Lá conseguimos, de alguma forma mágica, conciliar as agendas que nem para um jantar se têm conciliado, e metemo-nos num avião rumo a Espanha. Achei que ia morrer de saudades das minhas filhas, que se ia abater sobre mim essa sombra que é a culpa de mãe. Mas não. Entrámos em modo adolescente e não nos calámos do princípio ao fim da viagem. Despejámos tudo o que tínhamos entalado de assuntos e de cusquices. Dissemos mal de pessoas. Faz parte. Aliás, a amizade é esse conluio secreto em que julgamos toda a sociedade e em que ninguém sai incólume.
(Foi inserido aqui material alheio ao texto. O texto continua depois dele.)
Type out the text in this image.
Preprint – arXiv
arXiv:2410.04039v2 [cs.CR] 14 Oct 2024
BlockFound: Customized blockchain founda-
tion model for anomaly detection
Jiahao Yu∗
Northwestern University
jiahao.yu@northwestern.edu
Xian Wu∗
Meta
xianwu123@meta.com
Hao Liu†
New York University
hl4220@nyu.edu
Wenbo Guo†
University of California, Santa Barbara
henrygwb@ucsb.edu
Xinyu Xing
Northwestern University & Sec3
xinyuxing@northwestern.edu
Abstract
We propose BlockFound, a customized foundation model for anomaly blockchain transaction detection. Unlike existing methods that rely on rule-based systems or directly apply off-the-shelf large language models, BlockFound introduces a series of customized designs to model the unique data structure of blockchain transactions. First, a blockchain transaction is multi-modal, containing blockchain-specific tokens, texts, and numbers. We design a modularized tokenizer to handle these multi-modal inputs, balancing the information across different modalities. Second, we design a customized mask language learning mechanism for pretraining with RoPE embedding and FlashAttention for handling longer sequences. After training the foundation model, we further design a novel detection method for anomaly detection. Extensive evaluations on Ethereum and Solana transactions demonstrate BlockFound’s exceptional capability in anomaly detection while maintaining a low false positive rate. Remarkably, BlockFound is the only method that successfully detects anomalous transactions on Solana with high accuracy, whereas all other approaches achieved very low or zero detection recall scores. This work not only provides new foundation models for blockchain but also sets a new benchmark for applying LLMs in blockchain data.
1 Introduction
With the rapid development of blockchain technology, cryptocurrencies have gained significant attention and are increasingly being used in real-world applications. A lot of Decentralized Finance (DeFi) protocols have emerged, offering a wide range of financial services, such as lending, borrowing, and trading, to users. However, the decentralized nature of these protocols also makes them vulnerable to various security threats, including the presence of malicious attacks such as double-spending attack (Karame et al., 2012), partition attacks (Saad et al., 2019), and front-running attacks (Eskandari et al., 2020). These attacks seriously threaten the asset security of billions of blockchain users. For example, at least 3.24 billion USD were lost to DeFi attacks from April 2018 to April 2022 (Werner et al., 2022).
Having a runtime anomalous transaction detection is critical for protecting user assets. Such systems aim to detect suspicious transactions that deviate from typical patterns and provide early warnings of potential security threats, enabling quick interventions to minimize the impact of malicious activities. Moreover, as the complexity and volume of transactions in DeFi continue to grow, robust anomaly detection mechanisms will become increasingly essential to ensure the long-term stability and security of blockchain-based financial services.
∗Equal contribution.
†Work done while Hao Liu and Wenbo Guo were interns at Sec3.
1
Falámos mal dos namorados, dos chefes, dos pais, de subcelebridades. Chegou mesmo a acontecer dizermos mal de pessoas porque elas só dizem mal de pessoas. Falámos da vida dos outros. Das nossas vidas. Rimos do quanto já chorámos por este ou aquele rapaz, chorámos do quanto já rimos juntas. Esta viagem reavivou o quentinho de um tempo em que a amizade era prioridade, em que dominava a nossa vida e em que tudo o resto era encaixado nesse eixo. Um tempo em que a conversa não acabava, em que se prolongava do dia à noite e ainda havia assunto para ser desnovelado em telefonemas intermináveis, madrugada fora. Uma urgência em contar cada novo acontecimento, em partilhar cada pequena conquista, em revelar segredos, em pedir opiniões. Como se já então soubéssemos que tínhamos de nos abastecer de amizade, porque passaríamos o resto da vida na reserva.
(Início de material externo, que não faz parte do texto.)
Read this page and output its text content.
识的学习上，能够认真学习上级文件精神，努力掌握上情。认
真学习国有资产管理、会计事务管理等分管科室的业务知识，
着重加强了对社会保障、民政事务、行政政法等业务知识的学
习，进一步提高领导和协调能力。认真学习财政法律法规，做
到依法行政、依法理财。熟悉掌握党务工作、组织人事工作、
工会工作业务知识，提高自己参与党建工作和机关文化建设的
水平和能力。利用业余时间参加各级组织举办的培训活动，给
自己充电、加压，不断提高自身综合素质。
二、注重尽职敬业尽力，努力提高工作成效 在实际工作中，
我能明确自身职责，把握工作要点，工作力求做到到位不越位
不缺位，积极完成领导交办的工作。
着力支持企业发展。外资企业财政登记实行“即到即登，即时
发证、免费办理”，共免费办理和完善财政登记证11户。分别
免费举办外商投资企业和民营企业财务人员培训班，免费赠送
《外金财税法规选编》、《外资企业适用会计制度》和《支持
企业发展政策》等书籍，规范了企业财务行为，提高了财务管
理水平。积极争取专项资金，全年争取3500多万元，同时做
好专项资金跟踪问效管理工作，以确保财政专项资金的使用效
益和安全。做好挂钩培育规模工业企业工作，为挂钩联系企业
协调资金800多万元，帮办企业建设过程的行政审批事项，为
A viagem teve tudo o que poderíamos desejar para matar saudades. Se a amizade tem de se regar, fomos dar uma valente rega. A mergulhos, tequila e lágrimas. Houve maquilhagem no carro à pressa, reflexões profundas antes de entrar no banho, conselhos dirigidos com igual afinco para a roupa que deveríamos usar à noite e para o caminho profissional a seguir. Houve bebedeiras, ressacas, vómitos e a constatação de que já não levamos isto da mesma maneira do que há dez anos. Houve voos cancelados, choros, imprevistos. Houve partilha de rímel e de KitKats. Truques para as estrias, palestras motivacionais às quatro da manhã, sessões fotográficas prolongadas. E muitos olhares cúmplices de quem não precisa de mais nada para saber o que a outra pensa. Uma é mãe, a outra vai casar, a outra quer cinco filhos de chapéus iguais. O vestido de casamento. O dia do casamento. As relações com os pais. Os traumas do passado, as dúvidas do futuro. Revezar-nos nas camas. As memórias entrecruzadas. Criticar a condução das outras. Mais um cocktail. Os projectos. Como a vida é difícil. Aprender a dançar funk. Uma tem uma ferida outra tem um calo. Outra faz a piada Ferida Calo/Frida Kahlo. Rimos tempo demais para a qualidade da piada. Inventámos novas alcunhas. Ficámos sem bateria no telefone ao mesmo tempo. Tentámos falar espanhol. Sentimo-nos bonitas. Decidimos que só íamos lavar a louça no fim. Não houve discussões. Combinámos voltar todos os anos. Sabemos que não vamos cumprir a combinação.

O destino foi Formentera, o mar era azul, a areia branca, a comida boa. Dissemos a toda a gente que não se pode perder. Mas era pretexto. O que não se pode perder é o hábito de regar essa planta que nos oxigena. Essa coisa que nos enche o coração, nos relembra de quem somos, nos aconchega, nos irrita, nos acalma e nos faz, afinal, tanta falta. Essa coisa esquisita chamada amizade. (E já agora voos e malas também convém não perder, a ver se da próxima conseguimos.)